Letters to the Editor

Zoe Paskins, et al. Clinical effectiveness of one ultrasound guided intra-articular corticosteroid and local anaesthetic injection in addition to advice and education for hip osteoarthritis (HIT trial): single blind, parallel group, three arm, randomised controlled trial. MJ 2022;377:e068446.


Objective: To compare the clinical effectiveness of adding a single ultrasound guided intra-articular hip injection of corticosteroid and local anaesthetic to advice and education in adults with hip osteoarthritis.

Design: Pragmatic, three arm, parallel group, single blind, randomised controlled trial.

Setting: Two community musculoskeletal services in England.

Participants: 199 adults aged ≥40 years with hip osteoarthritis and at least moderate pain: 67 were randomly assigned to receive advice and education (best current treatment (BCT)), 66 to BCT plus ultrasound guided injection of triamcinolone and lidocaine, and 66 to BCT plus ultrasound guided injection of lidocaine.

Interventions: BCT alone, BCT plus ultrasound guided intra-articular hip injection of 40 mg triamcinolone acetonide and 4 mL 1% lidocaine hydrochloride, or BCT plus ultrasound guided intra-articular hip injection of 5 mL 1% lidocaine. Participants in the ultrasound guided arms were masked to the injection they received.

Main outcome measures: The primary outcome was self-reported current intensity of hip pain (0-10 Numerical Rating Scale) over six months. Outcomes were self-reported at two weeks and at two, four, and six months.

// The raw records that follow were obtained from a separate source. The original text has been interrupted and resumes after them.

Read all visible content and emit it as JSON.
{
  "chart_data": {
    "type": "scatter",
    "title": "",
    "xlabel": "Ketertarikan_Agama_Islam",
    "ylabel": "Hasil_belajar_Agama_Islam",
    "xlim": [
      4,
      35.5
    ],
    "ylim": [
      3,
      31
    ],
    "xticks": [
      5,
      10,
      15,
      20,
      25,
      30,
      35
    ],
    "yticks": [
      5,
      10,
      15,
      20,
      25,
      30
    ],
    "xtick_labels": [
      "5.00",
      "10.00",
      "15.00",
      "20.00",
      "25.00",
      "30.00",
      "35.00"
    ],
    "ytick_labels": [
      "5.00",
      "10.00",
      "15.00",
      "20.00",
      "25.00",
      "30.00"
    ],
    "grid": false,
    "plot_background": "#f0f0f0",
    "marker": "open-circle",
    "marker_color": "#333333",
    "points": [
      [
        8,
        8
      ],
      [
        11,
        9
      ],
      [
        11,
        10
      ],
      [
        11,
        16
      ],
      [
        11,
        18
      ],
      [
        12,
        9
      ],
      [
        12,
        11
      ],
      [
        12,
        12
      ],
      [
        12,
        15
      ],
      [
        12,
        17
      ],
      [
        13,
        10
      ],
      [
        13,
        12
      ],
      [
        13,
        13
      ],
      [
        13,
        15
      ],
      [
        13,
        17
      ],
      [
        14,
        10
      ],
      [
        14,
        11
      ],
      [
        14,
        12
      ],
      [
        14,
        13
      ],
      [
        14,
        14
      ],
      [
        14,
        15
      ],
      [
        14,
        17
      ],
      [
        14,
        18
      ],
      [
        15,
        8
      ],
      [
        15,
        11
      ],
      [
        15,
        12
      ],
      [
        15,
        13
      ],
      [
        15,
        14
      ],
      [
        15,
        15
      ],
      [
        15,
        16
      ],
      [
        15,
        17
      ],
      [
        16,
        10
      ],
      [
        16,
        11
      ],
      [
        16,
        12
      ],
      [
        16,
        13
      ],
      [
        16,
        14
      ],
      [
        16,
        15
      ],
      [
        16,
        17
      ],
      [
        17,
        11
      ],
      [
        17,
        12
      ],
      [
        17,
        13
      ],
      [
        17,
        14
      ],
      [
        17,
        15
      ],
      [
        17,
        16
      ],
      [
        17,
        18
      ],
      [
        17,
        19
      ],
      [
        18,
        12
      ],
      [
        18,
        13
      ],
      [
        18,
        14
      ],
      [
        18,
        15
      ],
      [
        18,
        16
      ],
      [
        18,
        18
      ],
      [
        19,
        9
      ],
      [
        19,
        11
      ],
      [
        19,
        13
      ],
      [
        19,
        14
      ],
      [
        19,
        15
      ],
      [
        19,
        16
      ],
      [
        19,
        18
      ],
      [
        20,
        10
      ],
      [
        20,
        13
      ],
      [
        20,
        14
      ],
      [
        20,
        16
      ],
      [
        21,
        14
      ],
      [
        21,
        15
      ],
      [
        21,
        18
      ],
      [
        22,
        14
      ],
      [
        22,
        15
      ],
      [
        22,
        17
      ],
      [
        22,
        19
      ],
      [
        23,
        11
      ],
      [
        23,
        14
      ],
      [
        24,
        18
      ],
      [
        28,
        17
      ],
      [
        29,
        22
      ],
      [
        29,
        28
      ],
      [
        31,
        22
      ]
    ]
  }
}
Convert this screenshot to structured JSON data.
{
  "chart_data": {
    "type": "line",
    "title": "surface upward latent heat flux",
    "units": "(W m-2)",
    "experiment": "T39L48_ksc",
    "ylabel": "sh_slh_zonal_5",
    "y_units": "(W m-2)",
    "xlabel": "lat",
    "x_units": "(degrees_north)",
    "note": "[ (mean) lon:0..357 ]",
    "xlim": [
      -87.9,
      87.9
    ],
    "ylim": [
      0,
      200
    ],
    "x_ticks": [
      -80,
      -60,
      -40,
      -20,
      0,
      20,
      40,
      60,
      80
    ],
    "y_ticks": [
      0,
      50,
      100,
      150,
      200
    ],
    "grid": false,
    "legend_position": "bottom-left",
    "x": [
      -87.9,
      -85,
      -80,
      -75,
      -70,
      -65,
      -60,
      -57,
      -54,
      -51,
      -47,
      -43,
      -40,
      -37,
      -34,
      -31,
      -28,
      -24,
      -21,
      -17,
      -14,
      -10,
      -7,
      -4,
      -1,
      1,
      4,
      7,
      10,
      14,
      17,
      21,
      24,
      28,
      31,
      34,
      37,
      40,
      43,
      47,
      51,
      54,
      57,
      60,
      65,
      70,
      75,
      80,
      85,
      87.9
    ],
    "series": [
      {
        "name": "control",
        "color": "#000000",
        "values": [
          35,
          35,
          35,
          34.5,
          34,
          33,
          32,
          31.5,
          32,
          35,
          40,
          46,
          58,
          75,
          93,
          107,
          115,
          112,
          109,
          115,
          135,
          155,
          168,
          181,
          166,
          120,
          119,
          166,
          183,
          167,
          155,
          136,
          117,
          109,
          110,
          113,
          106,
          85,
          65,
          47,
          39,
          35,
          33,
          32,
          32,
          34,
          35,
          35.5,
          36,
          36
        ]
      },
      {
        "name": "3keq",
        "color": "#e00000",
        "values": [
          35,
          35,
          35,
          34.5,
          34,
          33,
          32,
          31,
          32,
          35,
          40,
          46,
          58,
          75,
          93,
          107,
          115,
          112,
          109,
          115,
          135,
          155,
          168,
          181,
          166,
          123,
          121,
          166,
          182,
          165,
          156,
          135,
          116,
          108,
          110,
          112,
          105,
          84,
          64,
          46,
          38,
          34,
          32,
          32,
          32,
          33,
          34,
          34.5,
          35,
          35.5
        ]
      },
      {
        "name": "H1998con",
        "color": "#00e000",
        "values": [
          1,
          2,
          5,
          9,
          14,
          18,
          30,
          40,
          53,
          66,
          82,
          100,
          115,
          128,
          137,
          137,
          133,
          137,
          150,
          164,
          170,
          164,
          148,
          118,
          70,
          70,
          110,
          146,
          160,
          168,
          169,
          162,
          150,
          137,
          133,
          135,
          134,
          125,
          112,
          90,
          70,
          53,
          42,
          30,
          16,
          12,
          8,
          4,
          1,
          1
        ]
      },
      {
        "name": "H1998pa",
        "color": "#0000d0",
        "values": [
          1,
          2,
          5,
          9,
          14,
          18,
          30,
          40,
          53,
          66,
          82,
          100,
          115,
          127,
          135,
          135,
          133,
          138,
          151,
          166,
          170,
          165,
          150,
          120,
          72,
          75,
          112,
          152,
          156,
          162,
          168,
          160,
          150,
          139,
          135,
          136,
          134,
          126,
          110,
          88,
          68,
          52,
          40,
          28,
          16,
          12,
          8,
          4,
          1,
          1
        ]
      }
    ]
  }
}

Results: Mean age of the study sample was 62.8 years (standard deviation 10.0) and 113 (57%) were women. Average weighted follow-up rate across time points was 93%. Greater mean improvement in hip pain intensity over six months was reported with BCT plus ultrasound-triamcinolone-lidocaine compared with BCT: mean difference -1.43 (95% confidence interval -2.15 to -0.72), P<0.001; standardised mean difference -0.55 (-0.82 to -0.27). No difference in hip pain intensity over six months was reported between BCT plus ultrasound-triamcinolone-lidocaine compared with BCT plus ultrasound-lidocaine (-0.52 (-1.21 to 0.18)). The presence of ultrasound confirmed synovitis or effusion was associated with significant interaction effect favouring BCT plus ultrasound-triamcinolone-lidocaine (-1.70 (-3.10 to -0.30)). One participant in the BCT plus ultrasound-triamcinolone-lidocaine group with a bioprosthetic aortic valve died from subacute bacterial endocarditis four months after the intervention, deemed possibly related to the trial treatment.

Conclusions: Ultrasound-guided intra-articular hip injection of triamcinolone is a treatment option to add to BCT for people with hip osteoarthritis.

Comments of Dr. Chockalingam

  1. Our incidence of primary OA hip is not as high as in the Caucasian population. This article may not reflect our patient population.
  2. Advanced secondary OA hip is a common presentation in younger patients due to ankylosing spondylitis, AVN hip, and inflammatory arthropathy. These patients often need THR and not injections.
  3. We do use diagnostic injections into the hip to differentiate the pain that is coming from the lumbar spine.
  4. Use of ultrasound vs injection under x-ray control. No specific advantage for USS. Reason: as it is done for diagnostic purposes, it is best done by the Ortho team.
  5. We the Ortho surgeons also have courses to get trained on USS guided injections. We will get trained too soon!